Nella Laguna Nord, l’Archeoclub di Venezia collabora con l’organizzazione dei Campi archeologici estivi, sia a livello nazionale che internazionale, rivolti in particolare ai giovani. Tra i collaboratori troviamo inoltre l’associazione “Ekos Club”, concessionaria dell’isola, con la Soprintendenza per i Beni Architettonici, per il Paesaggio e per il Patrimonio storico, artistico ed etno-antropologico di Venezia e Laguna, e con la Soprintendenza Archeologica del Veneto.

Dal 2013 il sodalizio garantisce gratuitamente un servizio di vigilanza, visita pubblica e piccole manutenzioni per l’isola del Lazzaretto Vecchio. Ciò è possibile grazie ad un Protocollo d’intesa con il Ministero della Cultura, attivato dalla Soprintendenza Archeologica del Veneto e poi con la Direzione Regionale Musei Veneto. I due Lazzaretti veneziani costituiscono un binomio di grande interesse storico-culturale e monumentale con particolare riferimento alla storia della Sanità.

Fin dai primi anni Novanta, Archeoclub pubblica un trimestrale di informazione chiamato ArcheoVenezia.

La rivista è caratterizzata nel trattare temi e argomenti di interesse o attualità nel campo dei Beni culturali.

Dal 1992 la sede veneziana è iscritta nel Registro Regionale Veneto del Volontariato. Così facendo, l’associazione ha stipulato Convenzioni per servizi in alcuni musei. Tra questi il Museo della Ceramica alla Cà d’Oro e la Sezione archeologica del Museo di Torcello.
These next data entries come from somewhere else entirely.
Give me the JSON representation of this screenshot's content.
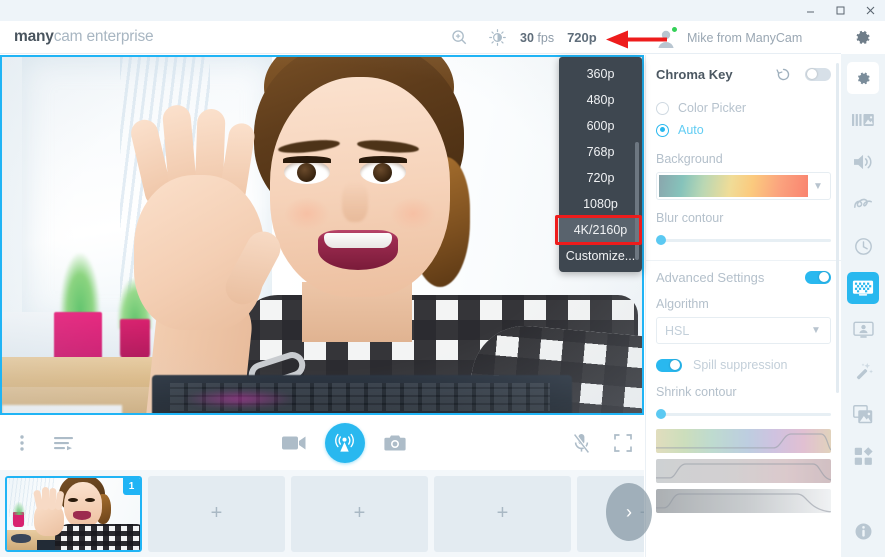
{
  "window": {
    "minimize_label": "–",
    "maximize_label": "☐",
    "close_label": "✕"
  },
  "header": {
    "logo_bold": "many",
    "logo_light": "cam enterprise",
    "zoom_icon": "zoom-in-icon",
    "brightness_icon": "brightness-icon",
    "fps_value": "30",
    "fps_unit": "fps",
    "resolution": "720p",
    "user_name": "Mike from ManyCam",
    "status": "online",
    "settings_icon": "gear-icon"
  },
  "resolution_menu": {
    "open": true,
    "selected": "4K/2160p",
    "items": [
      {
        "label": "360p"
      },
      {
        "label": "480p"
      },
      {
        "label": "600p"
      },
      {
        "label": "768p"
      },
      {
        "label": "720p"
      },
      {
        "label": "1080p"
      },
      {
        "label": "4K/2160p"
      },
      {
        "label": "Customize..."
      }
    ]
  },
  "annotations": {
    "arrow_color": "#ee1c1c",
    "box_color": "#ee1c1c",
    "arrow_target": "720p",
    "box_target": "4K/2160p"
  },
  "controls": {
    "more_icon": "more-vertical-icon",
    "playlist_icon": "playlist-icon",
    "video_icon": "video-camera-icon",
    "broadcast_icon": "broadcast-icon",
    "snapshot_icon": "camera-icon",
    "mic_icon": "microphone-muted-icon",
    "fullscreen_icon": "fullscreen-icon",
    "accent": "#29b8ef"
  },
  "thumbnails": {
    "active_badge": "1",
    "add_label": "+",
    "next_label": "›",
    "slots": [
      {
        "type": "preset",
        "label": ""
      },
      {
        "type": "empty",
        "label": "+"
      },
      {
        "type": "empty",
        "label": "+"
      },
      {
        "type": "empty",
        "label": "+"
      },
      {
        "type": "empty",
        "label": "+"
      }
    ]
  },
  "panel": {
    "title": "Chroma Key",
    "reset_icon": "reset-icon",
    "enabled": false,
    "mode": {
      "color_picker": "Color Picker",
      "auto": "Auto",
      "selected": "Auto"
    },
    "background_label": "Background",
    "background_value": "",
    "blur_contour_label": "Blur contour",
    "blur_contour_value": 0,
    "advanced_settings_label": "Advanced Settings",
    "advanced_enabled": true,
    "algorithm_label": "Algorithm",
    "algorithm_value": "HSL",
    "spill_suppression_label": "Spill suppression",
    "spill_enabled": true,
    "shrink_contour_label": "Shrink contour",
    "shrink_contour_value": 0,
    "curves": [
      {
        "name": "hue-range"
      },
      {
        "name": "saturation-range"
      },
      {
        "name": "lightness-range"
      }
    ]
  },
  "rail": {
    "items": [
      {
        "icon": "gear-icon",
        "active": false
      },
      {
        "icon": "video-layers-icon",
        "active": false
      },
      {
        "icon": "speaker-icon",
        "active": false
      },
      {
        "icon": "draw-icon",
        "active": false
      },
      {
        "icon": "clock-icon",
        "active": false
      },
      {
        "icon": "chroma-key-icon",
        "active": true
      },
      {
        "icon": "presenter-icon",
        "active": false
      },
      {
        "icon": "magic-wand-icon",
        "active": false
      },
      {
        "icon": "images-icon",
        "active": false
      },
      {
        "icon": "apps-icon",
        "active": false
      }
    ],
    "info_icon": "info-icon"
  }
}
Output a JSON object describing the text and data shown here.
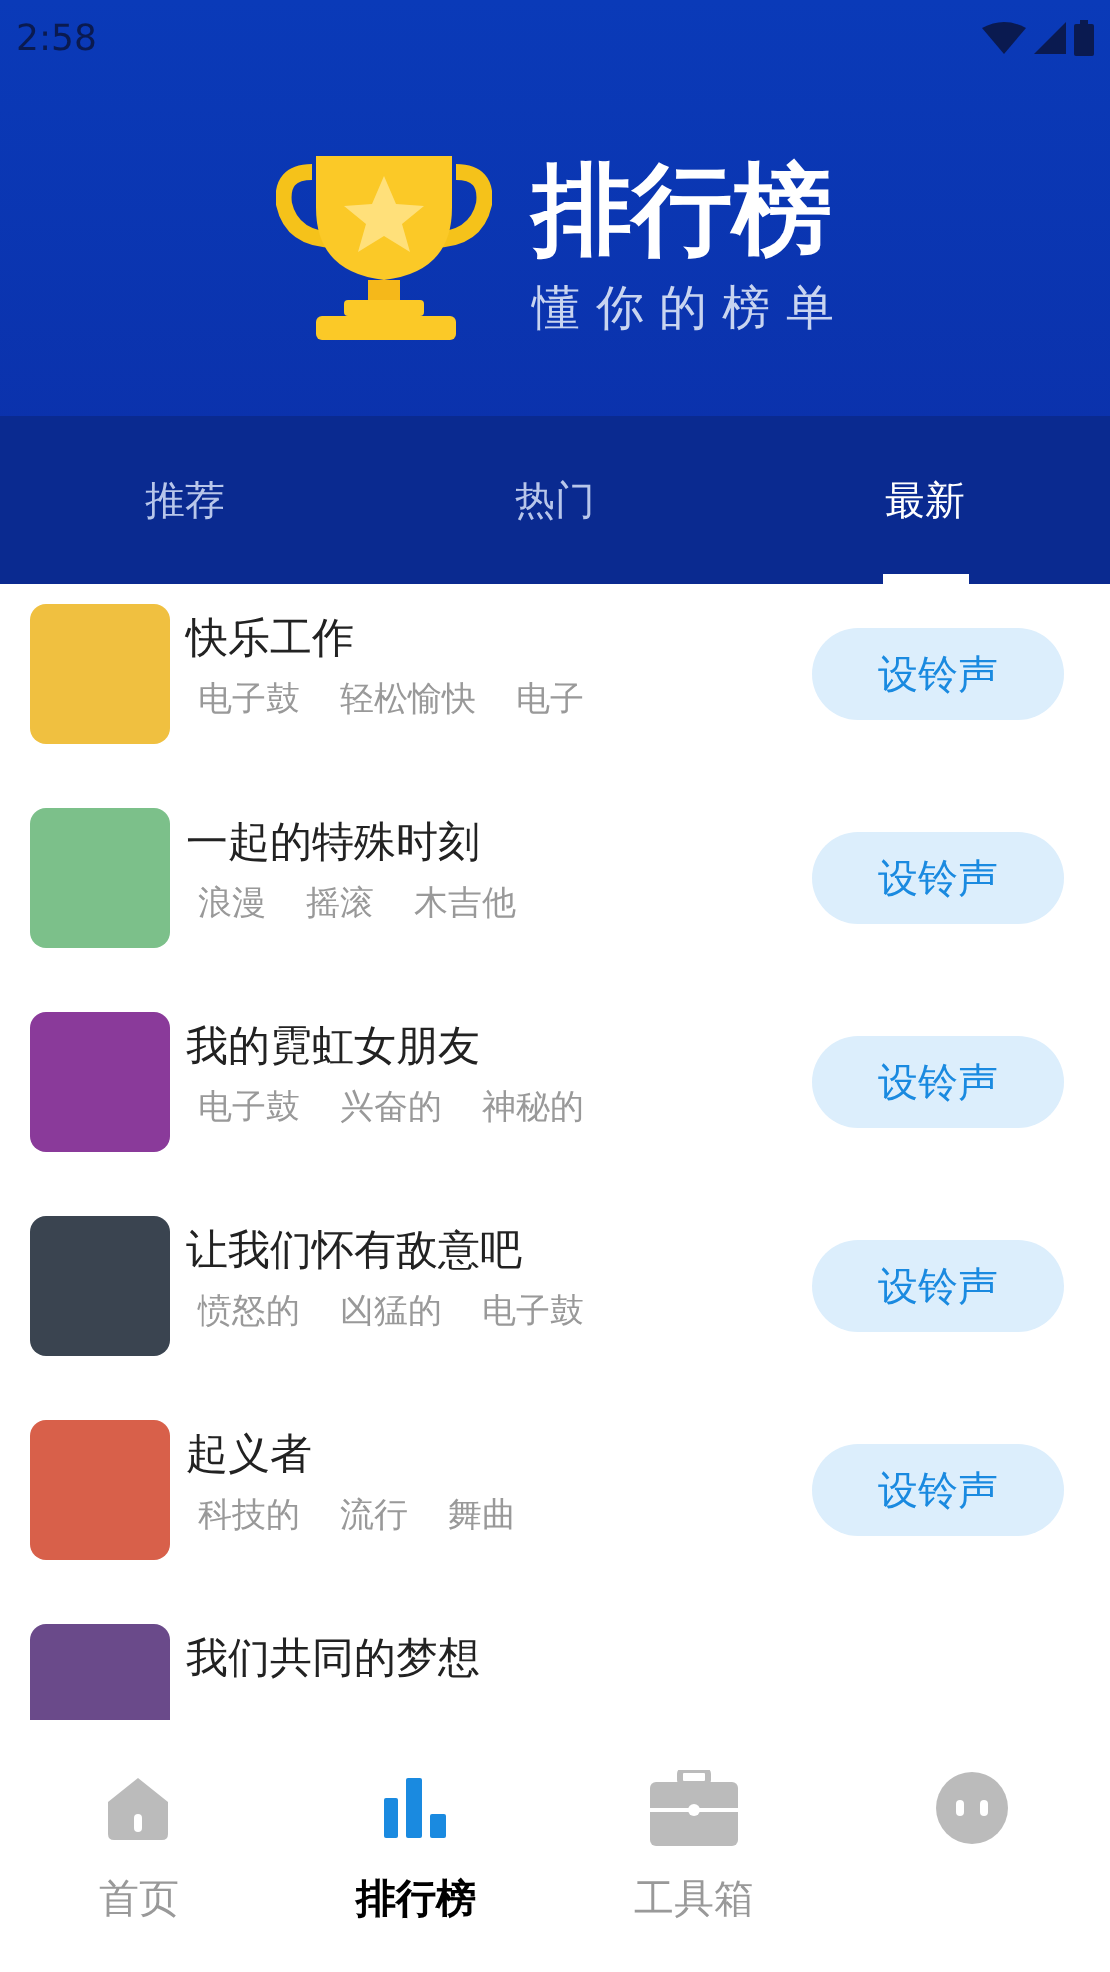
{
  "status_bar": {
    "time": "2:58"
  },
  "header": {
    "title": "排行榜",
    "subtitle": "懂 你 的 榜 单"
  },
  "tabs": [
    {
      "label": "推荐",
      "selected": false
    },
    {
      "label": "热门",
      "selected": false
    },
    {
      "label": "最新",
      "selected": true
    }
  ],
  "songs": [
    {
      "title": "快乐工作",
      "tags": [
        "电子鼓",
        "轻松愉快",
        "电子"
      ],
      "button": "设铃声",
      "color": "#f0c040"
    },
    {
      "title": "一起的特殊时刻",
      "tags": [
        "浪漫",
        "摇滚",
        "木吉他"
      ],
      "button": "设铃声",
      "color": "#7cc08a"
    },
    {
      "title": "我的霓虹女朋友",
      "tags": [
        "电子鼓",
        "兴奋的",
        "神秘的"
      ],
      "button": "设铃声",
      "color": "#8a3a9a"
    },
    {
      "title": "让我们怀有敌意吧",
      "tags": [
        "愤怒的",
        "凶猛的",
        "电子鼓"
      ],
      "button": "设铃声",
      "color": "#3a4450"
    },
    {
      "title": "起义者",
      "tags": [
        "科技的",
        "流行",
        "舞曲"
      ],
      "button": "设铃声",
      "color": "#d8604a"
    },
    {
      "title": "我们共同的梦想",
      "color": "#6a4a8a"
    }
  ],
  "nav": [
    {
      "label": "首页",
      "kind": "home",
      "selected": false
    },
    {
      "label": "排行榜",
      "kind": "chart",
      "selected": true
    },
    {
      "label": "工具箱",
      "kind": "toolbox",
      "selected": false
    },
    {
      "kind": "face",
      "selected": false
    }
  ]
}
Inoltre si registrano anche collaborazioni con la Fondazione Querini Stampalia, la Fondazione Ugo e Olga Levi, l’Archivio Patriarcale e l’ASAC Archivio Storico delle Arti Contemporanee della Biennale.
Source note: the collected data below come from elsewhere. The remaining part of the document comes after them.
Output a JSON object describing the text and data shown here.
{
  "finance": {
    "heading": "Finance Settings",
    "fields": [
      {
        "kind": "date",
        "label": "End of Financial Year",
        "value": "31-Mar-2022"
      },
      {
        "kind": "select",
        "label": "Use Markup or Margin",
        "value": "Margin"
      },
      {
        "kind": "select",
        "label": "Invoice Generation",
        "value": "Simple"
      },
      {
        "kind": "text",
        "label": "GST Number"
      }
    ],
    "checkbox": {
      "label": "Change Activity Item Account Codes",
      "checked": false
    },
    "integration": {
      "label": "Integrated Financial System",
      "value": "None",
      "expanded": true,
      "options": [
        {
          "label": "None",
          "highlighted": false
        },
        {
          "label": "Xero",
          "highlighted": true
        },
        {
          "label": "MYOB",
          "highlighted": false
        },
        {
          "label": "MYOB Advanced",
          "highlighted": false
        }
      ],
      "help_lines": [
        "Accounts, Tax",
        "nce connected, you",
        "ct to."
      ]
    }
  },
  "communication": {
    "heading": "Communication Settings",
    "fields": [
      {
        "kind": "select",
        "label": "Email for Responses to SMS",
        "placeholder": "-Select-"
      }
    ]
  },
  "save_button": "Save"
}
Nell’ex-convento dei Frati che, dai primi del 1800, conserva i documenti della Serenissima, la Convenzione con l’Archivio di Stato di Venezia vede un gruppo di soci svolgere un importante lavoro di volontariato per la sistemazione e catalogazione del materiale archivistico e per potenziare alcuni servizi resi al pubblico dall’Istituto.

L’attività di un socio Archeoclub all’Archivio di Stato di Venezia è uno dei sei episodi del film-documentario di Carlo Mazzacurati “Sei Venezia”.

Dopo un lavoro durato un decennio, ad inizio 2017 l’Archeoclub di Venezia ha permesso la digitalizzazione di 3100 mappe napoleoniche.

Queste convenzioni sono anche un’importante occasione di tirocinio-formazione lavoro per gli studenti universitari. Anche grazie a questo apprendistato, sono diversi gli ex-tirocinanti che hanno poi intrapreso la strada professionale, dall’archeologia al restauro, al lavoro in biblioteca.